The purpose of all these tables are described below.
Policy
Represents the Openstack Policy. This is a superset of all conditions that needs to be verified in the whole system.
Policies are stored in the Disjunctive Normal Form (DNF). This means they are converted to simple conditions combined by the AND logical operator, which are combined by the OR logical operator.
Eg.: Suppose C1, C2, C3, C4, C5 and C6 are conditions to be verified, a policy can be written as:
(C1 and C2 and C3) or C4 or (C5 and C6)
This structure can be represented in the tree below.
OR
/ | \
AND AND AND
/ | \ | / \
C1 C2 C3 C4 C5 C6
We can say that all policies in Openstack are combined using the OR logical operator. It means we can see entries in a policy.json files as follows: (action: "identity:get_user" AND rule: "voadmin") OR (action: "identity:list_users" AND rule: "admin_required") OR ...
That makes the Policy entry a super "OR" composed by multiple "AND" entries.

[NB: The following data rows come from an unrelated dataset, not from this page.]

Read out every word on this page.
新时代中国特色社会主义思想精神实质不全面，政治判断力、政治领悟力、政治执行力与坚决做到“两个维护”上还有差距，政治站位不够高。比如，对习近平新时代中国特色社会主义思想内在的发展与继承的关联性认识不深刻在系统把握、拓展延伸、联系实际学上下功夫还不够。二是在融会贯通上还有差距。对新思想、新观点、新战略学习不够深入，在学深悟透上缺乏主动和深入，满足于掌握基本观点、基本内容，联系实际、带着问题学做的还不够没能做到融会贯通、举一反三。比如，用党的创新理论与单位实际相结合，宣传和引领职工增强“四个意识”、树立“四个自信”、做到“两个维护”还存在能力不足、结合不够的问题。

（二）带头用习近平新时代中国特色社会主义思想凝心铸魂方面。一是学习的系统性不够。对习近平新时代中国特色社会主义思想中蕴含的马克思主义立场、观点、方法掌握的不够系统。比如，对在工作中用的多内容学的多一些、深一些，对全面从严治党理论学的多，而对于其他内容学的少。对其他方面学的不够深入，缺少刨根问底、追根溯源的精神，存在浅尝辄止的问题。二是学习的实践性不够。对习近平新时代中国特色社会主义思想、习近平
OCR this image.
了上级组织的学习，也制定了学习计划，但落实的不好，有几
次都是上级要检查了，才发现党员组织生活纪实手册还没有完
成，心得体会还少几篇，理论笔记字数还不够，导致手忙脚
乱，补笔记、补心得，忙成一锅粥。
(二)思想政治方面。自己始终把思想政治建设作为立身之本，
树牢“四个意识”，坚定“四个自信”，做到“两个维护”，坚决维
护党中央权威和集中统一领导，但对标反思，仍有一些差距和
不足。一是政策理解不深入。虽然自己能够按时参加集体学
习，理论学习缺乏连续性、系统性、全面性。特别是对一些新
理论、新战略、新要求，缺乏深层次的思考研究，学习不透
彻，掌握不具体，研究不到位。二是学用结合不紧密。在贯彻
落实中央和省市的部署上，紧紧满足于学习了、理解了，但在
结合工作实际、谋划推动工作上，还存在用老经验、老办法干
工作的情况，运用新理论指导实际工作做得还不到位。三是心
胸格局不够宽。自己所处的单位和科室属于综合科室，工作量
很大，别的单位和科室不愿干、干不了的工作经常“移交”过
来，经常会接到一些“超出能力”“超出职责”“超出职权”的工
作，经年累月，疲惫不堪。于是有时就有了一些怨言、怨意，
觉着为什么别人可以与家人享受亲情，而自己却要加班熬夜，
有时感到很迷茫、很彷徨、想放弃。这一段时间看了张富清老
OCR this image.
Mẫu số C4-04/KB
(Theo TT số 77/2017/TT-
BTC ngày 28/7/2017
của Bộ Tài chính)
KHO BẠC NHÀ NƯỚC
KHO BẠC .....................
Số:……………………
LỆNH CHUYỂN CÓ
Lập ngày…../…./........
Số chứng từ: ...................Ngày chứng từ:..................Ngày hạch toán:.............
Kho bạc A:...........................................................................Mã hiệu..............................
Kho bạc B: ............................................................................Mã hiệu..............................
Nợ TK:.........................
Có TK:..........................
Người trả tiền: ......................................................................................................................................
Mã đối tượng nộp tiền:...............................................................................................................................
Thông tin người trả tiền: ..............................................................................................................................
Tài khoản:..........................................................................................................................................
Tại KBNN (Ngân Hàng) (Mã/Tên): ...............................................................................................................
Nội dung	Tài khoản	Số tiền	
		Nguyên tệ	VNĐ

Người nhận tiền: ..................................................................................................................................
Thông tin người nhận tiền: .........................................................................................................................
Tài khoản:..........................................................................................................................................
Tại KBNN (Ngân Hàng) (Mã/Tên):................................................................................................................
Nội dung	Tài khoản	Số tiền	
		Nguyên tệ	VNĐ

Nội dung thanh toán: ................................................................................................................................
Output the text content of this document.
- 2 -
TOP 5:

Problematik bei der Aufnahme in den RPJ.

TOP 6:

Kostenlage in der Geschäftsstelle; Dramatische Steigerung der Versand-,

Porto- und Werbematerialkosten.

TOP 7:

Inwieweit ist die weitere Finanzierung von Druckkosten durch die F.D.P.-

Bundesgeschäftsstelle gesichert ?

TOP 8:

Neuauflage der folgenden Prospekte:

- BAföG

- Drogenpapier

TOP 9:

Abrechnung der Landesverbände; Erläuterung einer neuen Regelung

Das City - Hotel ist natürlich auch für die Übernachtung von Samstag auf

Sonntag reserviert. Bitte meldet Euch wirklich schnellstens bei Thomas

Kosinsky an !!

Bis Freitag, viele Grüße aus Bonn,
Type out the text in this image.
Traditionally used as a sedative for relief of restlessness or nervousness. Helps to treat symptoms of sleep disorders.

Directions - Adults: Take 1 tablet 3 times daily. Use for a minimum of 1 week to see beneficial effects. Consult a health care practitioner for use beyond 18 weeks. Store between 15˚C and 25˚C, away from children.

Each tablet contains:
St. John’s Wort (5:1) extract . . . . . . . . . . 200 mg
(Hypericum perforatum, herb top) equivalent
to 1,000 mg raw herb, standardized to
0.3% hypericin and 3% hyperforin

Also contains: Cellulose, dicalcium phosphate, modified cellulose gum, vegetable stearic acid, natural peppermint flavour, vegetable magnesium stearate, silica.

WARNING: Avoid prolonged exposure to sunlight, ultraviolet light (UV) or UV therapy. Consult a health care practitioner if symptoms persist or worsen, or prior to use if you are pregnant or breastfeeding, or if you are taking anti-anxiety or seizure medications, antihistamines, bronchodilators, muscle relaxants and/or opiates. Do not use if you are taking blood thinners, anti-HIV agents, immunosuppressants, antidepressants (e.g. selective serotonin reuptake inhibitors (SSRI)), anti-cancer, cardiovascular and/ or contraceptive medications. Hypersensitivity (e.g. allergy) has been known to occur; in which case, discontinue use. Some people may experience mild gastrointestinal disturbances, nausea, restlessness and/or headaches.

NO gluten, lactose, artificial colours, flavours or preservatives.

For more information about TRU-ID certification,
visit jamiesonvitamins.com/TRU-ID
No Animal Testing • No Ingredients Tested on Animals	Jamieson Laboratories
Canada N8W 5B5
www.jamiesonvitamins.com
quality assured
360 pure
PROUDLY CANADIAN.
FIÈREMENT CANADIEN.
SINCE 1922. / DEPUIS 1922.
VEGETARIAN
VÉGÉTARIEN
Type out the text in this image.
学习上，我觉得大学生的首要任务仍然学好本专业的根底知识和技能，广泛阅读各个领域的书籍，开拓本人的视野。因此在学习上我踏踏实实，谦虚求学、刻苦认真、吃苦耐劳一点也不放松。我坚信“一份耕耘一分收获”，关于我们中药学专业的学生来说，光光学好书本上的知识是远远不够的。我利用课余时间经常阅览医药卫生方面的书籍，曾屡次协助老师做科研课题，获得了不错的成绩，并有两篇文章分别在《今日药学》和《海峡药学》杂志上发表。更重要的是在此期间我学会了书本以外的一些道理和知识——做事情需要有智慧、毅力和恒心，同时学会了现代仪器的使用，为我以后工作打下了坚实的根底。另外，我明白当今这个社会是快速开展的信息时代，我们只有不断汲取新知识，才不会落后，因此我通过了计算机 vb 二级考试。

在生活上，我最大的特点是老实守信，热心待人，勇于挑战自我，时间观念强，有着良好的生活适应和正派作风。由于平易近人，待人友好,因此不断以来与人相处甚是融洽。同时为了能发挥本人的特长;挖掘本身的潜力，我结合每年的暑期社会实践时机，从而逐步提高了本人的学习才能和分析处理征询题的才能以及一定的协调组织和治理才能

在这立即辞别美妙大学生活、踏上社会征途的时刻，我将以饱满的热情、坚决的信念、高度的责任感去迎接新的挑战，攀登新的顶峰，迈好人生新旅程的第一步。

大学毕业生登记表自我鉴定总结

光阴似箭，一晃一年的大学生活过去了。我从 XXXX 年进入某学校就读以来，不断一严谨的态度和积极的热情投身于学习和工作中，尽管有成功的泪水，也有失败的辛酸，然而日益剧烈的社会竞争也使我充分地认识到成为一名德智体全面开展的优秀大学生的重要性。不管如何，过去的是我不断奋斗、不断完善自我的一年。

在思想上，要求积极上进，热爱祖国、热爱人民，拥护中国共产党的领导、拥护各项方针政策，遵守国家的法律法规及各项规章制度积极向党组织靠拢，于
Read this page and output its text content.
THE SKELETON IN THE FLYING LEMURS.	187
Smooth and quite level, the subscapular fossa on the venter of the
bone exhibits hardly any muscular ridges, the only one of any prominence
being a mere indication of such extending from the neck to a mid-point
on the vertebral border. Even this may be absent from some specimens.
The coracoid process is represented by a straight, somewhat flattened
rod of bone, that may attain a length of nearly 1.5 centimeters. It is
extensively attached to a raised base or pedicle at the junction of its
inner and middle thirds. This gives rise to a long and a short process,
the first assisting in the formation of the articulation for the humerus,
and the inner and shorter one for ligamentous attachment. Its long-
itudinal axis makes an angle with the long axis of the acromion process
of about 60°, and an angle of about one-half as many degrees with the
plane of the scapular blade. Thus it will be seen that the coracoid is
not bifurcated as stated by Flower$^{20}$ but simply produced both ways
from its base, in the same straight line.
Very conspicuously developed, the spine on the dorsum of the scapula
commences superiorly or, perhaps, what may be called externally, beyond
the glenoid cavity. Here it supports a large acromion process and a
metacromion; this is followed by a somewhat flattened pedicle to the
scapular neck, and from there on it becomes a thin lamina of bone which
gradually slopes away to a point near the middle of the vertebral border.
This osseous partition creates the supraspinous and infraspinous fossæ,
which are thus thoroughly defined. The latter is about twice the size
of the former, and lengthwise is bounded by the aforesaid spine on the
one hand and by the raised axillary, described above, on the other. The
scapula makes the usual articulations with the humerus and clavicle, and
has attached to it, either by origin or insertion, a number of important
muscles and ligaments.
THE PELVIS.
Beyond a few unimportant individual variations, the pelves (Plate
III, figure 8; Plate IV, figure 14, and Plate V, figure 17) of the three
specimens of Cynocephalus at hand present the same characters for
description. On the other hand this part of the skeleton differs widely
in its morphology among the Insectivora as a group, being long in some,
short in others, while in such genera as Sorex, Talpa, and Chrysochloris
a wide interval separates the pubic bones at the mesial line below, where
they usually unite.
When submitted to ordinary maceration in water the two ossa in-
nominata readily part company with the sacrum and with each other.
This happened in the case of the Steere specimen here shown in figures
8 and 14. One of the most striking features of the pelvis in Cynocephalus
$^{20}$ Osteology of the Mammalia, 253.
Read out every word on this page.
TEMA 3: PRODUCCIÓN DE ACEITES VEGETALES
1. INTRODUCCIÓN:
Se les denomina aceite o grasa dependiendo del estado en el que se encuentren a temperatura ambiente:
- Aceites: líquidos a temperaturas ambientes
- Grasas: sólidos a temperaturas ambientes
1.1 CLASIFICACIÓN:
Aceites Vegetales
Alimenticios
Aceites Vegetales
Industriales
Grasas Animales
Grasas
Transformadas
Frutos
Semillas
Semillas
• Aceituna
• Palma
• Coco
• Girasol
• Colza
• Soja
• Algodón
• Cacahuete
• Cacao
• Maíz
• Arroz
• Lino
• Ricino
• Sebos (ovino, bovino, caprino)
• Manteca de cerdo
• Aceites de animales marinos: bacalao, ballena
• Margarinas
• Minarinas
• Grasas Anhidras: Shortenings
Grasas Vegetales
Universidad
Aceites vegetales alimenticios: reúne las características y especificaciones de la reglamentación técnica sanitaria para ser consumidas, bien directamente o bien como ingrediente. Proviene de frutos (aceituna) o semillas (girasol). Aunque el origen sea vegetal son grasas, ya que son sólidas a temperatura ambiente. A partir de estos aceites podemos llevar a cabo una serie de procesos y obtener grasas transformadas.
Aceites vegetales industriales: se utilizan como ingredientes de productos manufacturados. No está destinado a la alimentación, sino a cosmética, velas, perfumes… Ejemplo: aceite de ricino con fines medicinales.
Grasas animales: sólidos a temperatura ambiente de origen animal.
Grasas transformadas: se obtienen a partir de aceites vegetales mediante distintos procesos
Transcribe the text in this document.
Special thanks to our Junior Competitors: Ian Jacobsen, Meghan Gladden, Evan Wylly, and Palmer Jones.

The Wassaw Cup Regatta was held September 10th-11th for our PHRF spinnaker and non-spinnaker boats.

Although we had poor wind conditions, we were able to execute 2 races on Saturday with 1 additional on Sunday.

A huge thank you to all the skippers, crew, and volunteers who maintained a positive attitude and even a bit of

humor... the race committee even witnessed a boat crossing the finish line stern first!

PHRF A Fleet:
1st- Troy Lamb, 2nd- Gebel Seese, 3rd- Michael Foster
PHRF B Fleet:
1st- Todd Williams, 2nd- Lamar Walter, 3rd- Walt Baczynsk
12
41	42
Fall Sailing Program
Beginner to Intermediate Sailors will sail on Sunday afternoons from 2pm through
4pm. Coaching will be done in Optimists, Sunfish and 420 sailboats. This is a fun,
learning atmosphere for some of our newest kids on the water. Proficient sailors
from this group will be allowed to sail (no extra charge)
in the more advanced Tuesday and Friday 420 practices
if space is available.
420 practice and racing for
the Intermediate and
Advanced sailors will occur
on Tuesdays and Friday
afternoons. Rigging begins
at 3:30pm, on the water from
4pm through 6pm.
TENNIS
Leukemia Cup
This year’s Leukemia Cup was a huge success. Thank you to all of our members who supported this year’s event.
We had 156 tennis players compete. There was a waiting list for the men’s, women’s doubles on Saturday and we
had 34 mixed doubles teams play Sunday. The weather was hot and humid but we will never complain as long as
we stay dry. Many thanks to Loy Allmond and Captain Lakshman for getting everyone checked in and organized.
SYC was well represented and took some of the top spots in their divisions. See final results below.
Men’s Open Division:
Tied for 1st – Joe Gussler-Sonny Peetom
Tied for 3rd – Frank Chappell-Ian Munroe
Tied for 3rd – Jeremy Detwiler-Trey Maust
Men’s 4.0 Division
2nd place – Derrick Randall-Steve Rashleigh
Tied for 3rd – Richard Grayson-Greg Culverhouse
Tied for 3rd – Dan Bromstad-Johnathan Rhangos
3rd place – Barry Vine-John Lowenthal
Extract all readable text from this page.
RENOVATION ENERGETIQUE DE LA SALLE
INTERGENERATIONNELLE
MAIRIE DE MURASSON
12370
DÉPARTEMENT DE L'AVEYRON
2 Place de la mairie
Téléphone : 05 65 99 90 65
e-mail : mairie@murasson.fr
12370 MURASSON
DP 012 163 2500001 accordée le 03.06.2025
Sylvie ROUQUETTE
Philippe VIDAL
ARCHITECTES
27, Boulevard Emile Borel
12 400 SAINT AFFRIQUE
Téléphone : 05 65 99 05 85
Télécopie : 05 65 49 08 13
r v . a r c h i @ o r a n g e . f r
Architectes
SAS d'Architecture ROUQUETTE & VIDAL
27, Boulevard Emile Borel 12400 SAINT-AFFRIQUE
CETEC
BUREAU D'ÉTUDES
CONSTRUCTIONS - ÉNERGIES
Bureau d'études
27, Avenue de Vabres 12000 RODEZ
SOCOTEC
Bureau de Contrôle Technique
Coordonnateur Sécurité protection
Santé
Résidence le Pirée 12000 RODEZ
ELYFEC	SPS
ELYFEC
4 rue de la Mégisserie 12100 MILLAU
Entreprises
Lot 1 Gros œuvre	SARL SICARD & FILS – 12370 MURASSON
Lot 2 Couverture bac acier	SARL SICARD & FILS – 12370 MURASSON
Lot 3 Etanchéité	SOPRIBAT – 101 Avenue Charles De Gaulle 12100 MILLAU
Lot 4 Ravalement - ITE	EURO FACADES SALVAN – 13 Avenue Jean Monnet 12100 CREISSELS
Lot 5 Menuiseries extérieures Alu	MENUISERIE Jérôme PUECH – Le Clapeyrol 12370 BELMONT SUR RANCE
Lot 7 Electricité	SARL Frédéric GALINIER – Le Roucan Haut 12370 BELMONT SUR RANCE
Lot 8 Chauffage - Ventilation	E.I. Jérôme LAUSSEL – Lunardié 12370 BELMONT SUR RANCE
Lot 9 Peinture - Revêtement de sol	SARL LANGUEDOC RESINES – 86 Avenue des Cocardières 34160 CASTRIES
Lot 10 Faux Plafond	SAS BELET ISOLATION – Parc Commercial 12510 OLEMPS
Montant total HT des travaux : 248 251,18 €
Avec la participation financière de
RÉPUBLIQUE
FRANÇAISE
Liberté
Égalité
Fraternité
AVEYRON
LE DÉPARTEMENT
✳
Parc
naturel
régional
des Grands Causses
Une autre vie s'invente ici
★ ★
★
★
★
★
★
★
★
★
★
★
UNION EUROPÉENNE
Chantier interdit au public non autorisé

In the example above, you can say a rule can be recursively decomposed in OR or AND statements. But, at the end, they can be transformed into DNF by recursively applying the following rules:
(A OR B) AND C = (A AND C) OR (B AND C) (A OR B) AND (C OR D) = (A AND C) OR (A AND D) OR (B AND C) OR (B AND D)
At the end, all entries in all files will be combined in a super "OR" structure.
OR Rule
Condition
A condition represents the basic element of a policy. The policy engine will verify if the content of the "attribute" field matches with the "value" one. A value can be a literal (eg. a string or a number) or a variable, which will be interpreted by the Policy Engine.
Attributes can be of different types, for instance:
- Action
Policies in Openstack are assigned to Actions. Actions are represented in the policy.json file by "service:action" entries. They serve as triggers for the Policy Engines to know which rule will be verified. In this database model, they are stored as conditions.
- Role
Roles in Openstack represent Subjects. A user in a domain or project can be directly assigned to roles, or can be part of a group which is assigned to a role. A Role condition will make Policy Engines to verify if the user has a specific role.
- Other types
Despite Openstack uses an RBAC engine, it allows other types of attribute checking in their policies. For instance, the entry below verifies if the user's id matches with the content of the variable user_id. user_id:%(user_id)s The "user_id" is also considered as an Attribute type in this database model.
Labels are descriptions to the Condition. For instance, the condition "user_id:%(user_id)s" has the label "owner". Conditions are not mandatory (can be NULL).
Attribute
Each attribute type must have an entry in this table. An attribute type has an id and a label.